数学カフェjr.

「知っておいてほしい」又は「ちょっとオモシロイ」初等数学を、高校受験をする又は中高一貫校在学の中学生を中心に、小学生~大人の方に向けてお伝えしていきます。

一見簡単そうな平面図形問題(2022西大和学園中)

その数によって学校を序列化してとらえることは、志望生にも在校生にも悪影響を与えてしまう可能性もあるのですが、“ある学力に秀でた生徒”がどのくらいいるかの指標とはなる“東大合格者数”。

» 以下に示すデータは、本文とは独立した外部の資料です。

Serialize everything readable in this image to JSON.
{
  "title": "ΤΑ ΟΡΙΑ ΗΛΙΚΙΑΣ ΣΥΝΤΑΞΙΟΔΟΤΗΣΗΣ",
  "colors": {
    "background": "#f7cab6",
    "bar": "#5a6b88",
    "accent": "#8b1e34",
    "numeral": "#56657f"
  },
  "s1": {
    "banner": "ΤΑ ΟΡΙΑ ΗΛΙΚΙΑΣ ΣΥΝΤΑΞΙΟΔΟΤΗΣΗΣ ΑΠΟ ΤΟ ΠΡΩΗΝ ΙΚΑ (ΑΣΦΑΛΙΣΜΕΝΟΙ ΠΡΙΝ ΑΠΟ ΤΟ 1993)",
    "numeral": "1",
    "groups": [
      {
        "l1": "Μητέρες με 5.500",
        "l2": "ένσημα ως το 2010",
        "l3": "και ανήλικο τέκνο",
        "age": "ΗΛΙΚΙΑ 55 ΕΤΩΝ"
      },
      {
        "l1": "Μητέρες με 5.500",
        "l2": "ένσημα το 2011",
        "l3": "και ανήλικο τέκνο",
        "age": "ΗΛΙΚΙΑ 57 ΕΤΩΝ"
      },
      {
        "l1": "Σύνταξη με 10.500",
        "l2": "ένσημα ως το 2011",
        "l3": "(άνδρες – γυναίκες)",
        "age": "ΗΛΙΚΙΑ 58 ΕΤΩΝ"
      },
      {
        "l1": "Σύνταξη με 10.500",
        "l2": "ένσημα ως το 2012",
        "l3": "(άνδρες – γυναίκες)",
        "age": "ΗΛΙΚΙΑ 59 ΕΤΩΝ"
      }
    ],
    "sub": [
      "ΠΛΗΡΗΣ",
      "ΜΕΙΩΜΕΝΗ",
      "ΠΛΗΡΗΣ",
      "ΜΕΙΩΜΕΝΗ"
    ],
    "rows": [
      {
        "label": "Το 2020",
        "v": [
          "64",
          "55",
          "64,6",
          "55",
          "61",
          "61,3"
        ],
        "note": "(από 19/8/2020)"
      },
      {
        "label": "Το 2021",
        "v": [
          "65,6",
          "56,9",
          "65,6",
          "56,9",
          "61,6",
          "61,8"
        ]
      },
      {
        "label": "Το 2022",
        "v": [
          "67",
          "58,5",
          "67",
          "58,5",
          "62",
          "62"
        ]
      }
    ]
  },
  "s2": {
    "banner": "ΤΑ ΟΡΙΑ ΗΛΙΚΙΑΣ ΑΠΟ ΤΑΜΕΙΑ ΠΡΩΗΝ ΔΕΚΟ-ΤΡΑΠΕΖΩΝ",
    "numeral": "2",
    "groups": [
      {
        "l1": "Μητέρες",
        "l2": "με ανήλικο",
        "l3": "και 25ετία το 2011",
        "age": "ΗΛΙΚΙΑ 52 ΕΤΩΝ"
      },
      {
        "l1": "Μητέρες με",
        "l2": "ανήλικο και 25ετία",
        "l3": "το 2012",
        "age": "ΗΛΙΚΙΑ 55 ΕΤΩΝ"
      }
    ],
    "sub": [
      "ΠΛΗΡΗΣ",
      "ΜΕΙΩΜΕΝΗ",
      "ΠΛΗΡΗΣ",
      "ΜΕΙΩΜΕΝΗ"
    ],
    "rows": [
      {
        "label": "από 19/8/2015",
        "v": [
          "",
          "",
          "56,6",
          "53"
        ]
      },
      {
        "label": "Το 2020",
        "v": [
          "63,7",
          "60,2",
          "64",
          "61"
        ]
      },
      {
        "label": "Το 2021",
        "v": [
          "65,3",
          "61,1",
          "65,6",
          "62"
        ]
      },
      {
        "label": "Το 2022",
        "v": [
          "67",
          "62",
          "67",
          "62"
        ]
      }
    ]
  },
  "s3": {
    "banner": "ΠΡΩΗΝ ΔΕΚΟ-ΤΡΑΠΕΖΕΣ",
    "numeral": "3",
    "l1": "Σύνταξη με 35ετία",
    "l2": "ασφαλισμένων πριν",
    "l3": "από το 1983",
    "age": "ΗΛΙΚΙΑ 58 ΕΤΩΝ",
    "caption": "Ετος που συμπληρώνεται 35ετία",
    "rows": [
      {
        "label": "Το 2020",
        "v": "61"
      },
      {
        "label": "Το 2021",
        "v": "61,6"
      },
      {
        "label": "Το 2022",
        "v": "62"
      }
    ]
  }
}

最近の西大和学園においては、その数がかなり増えていますね。

当ブログでも、同校の“高校”入試問題を度々取り上げていますが、最近の問題は「上位向けの模試」として解いてみることを勧められるような内容のものが多かったこともあり、「なるほどねぇ」との感もあります。

そこで、“中学”入試問題もチェックしてみると、これまた中々オモシロイ内容でした。

大問1の2,3番目の問題であることもあり、一見すると「簡単!簡単!」との印象を持つ問題なのですが、ヘタをすると初っ端からペースを乱されてしまう人もいるかもしれません。

さぁ、サクッと解けるかどうか試してみましょう。


【問題-1】
AB=BC,AB〃DCである四角形ABCDがある。
∠ABCは鈍角で、頂点Aから直線BCに下ろした垂線の足をHとするとCD=2BHとなる。
∠ADC=122゜のとき、∠ABCの大きさを求めよ。


【問題-2】
正方形ABCDの辺BC上に点Eがあり、AD:CE=12:5である。
線分DE上に∠DAF=∠CDEとなるように点Fをとると、DF=5である。
このとき四角形ABEFの面積を求めよ。



その他にも、以前との違いを感じていたのが、豊島岡女子学園です。

「2022年から高校募集停止」を公表してからの、この3年間ぐらいの“高校”入試問題は、上位向けの模試として適した内容の良問が多かった印象です。

同校の今後の動向が楽しみです。



【解説-1】
ポイントとしては、まず
「点Bから辺BCに垂線BEをひく」
ことによって、
「△ABH≡△BCE≡△BDE」
に気づくことです。

これさえできれば、
「BA=BD」
より、
「∠BAD=∠BDA=58゜」、
「∠BCE=∠BDE=∠ABD=∠ABH=64゜」
がわかりますね。

∴∠ABC=116゜



【解説-2】
小学生は、
「線分比と面積比の関係」
を使って求めていくしかありませんね。

まず題意より、
「△ADF∽△DEC」
が導けるので、
「AF=12」
より、
「△ADF=30」

また、点Cから線分DEに垂線CGをおろすと、
「△ADF≡△DCG∽△CEG」
がわかるので、
「FE=109/12」
と求まります。

つまり、
「DF:FE=60:109」、
「AD:BE=12:7」
とわかるので、
∴四角形ABEF=2491/24


小学生の場合は、直角三角形の斜辺を直接求めることはできないので、上記のような方法で攻めるしかありません。

しかし、たとえ中学生以上で、
「3辺比が5:12:13の直角三角形」
を知っていたとしても、数値があまりにも“キタナイ”ので、それほどすんなりとは解ききれないでしょう。